The cargo net was located lying along the wreckage path on an outcropping of rock and tundra. It was torn and slightly burned and melted. The tundra under the net was also burned.

The upper cockpit roof structure was torn away from the fuselage. It was extensively crushed and distorted, lying about 150 yards southwest of the fuselage, along the wreckage path.

Portions of the engine sump, instrument panel, radios, and wing structure, were torn away from the fuselage. These came to rest about 200 feet down slope (north) of the fuselage. Numerous other portions of wreckage were scattered down slope of the main area of impact.

The propeller assembly was shattered. One propeller blade was found separated from the hub, lying among the rocks. It had a 180 degree aft bend, about 6 inches inboard from the tip. It had extensive leading edge destruction, trailing edge gouging, chordwise scratching, and "S" bending. The second blade was not located.

The engine was destroyed by impact. Portions of its external and internal components were scattered throughout the wreckage area. Several exhaust tubes were found along the wreckage path. They were extensively crushed and folded, producing sharp creases that were not cracked or broken along the creases. Some engine components were not found.

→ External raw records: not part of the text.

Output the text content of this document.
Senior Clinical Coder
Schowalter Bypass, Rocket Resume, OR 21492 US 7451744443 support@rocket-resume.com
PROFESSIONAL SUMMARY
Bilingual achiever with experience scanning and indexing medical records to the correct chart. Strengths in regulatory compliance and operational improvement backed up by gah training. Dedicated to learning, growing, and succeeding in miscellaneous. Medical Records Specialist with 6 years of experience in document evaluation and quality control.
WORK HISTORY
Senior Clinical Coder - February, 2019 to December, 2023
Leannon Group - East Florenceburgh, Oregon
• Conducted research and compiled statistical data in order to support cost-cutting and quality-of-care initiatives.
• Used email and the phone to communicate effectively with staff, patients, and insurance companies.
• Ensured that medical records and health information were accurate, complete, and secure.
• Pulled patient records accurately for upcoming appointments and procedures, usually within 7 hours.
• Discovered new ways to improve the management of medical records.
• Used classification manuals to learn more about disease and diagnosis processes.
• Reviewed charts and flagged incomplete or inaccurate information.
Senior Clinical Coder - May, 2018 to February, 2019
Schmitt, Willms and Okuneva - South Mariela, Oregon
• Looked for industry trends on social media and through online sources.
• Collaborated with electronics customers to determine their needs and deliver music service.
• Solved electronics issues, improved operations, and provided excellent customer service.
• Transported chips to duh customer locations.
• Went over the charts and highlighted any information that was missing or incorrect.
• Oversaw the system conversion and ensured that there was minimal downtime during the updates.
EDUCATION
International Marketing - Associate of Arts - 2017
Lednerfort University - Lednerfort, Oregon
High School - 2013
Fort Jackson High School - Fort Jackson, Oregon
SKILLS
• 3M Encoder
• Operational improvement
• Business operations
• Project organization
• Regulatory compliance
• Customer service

MEDICAL AND PATHOLOGICAL INFORMATION

A postmortem examination of the pilot was requested by Alaska State Troopers, and the NTSB IIC, but was not conducted. The Alaska State Medical Examiner received a request from the pilot's spouse, who is an officer in the company, not to have an autopsy. The medical examiner honored that request. The body of the pilot was cremated on September 6, 1999.

The medical examiner directed personnel at the Fairbanks Funeral Home, Fairbanks, to obtain a blood sample from the pilot before cremation. The medical examiner's office reported the blood sample was negative for alcohol. No other drug testing was conducted by the Alaska State medical examiner. No toxicological samples were submitted to the FAA's Civil Aeromedical Institute (CAMI).

SEARCH AND RESCUE

An emergency locator transmitter (ELT) signal was received by the U.S. Air Force Alaska Rescue Coordination Center, Anchorage, Alaska, at 1215. Search personnel reported that the mountain tops in the area of the ELT were obscured by fog and snow showers. An Alaska State Trooper coordinated the search, and recovery of the pilot from the wreckage. He reported the wreckage path extended for 1/4 of a mile along the mountain side.

TESTS AND RESEARCH

The pilot's Garmin GPS 95 global positioning system receiver was found in the wreckage. The case was shattered, but several circuit boards were intact. The receiver, although damaged, was sent to the manufacturer in an attempt to retrieve any position data. The manufacturer reported that the receiver was highly damaged, rendering data extraction impossible.

WRECKAGE RELEASE

The Safety Board released the wreckage, located at the accident site, to the owner's representatives on November 23, 1999.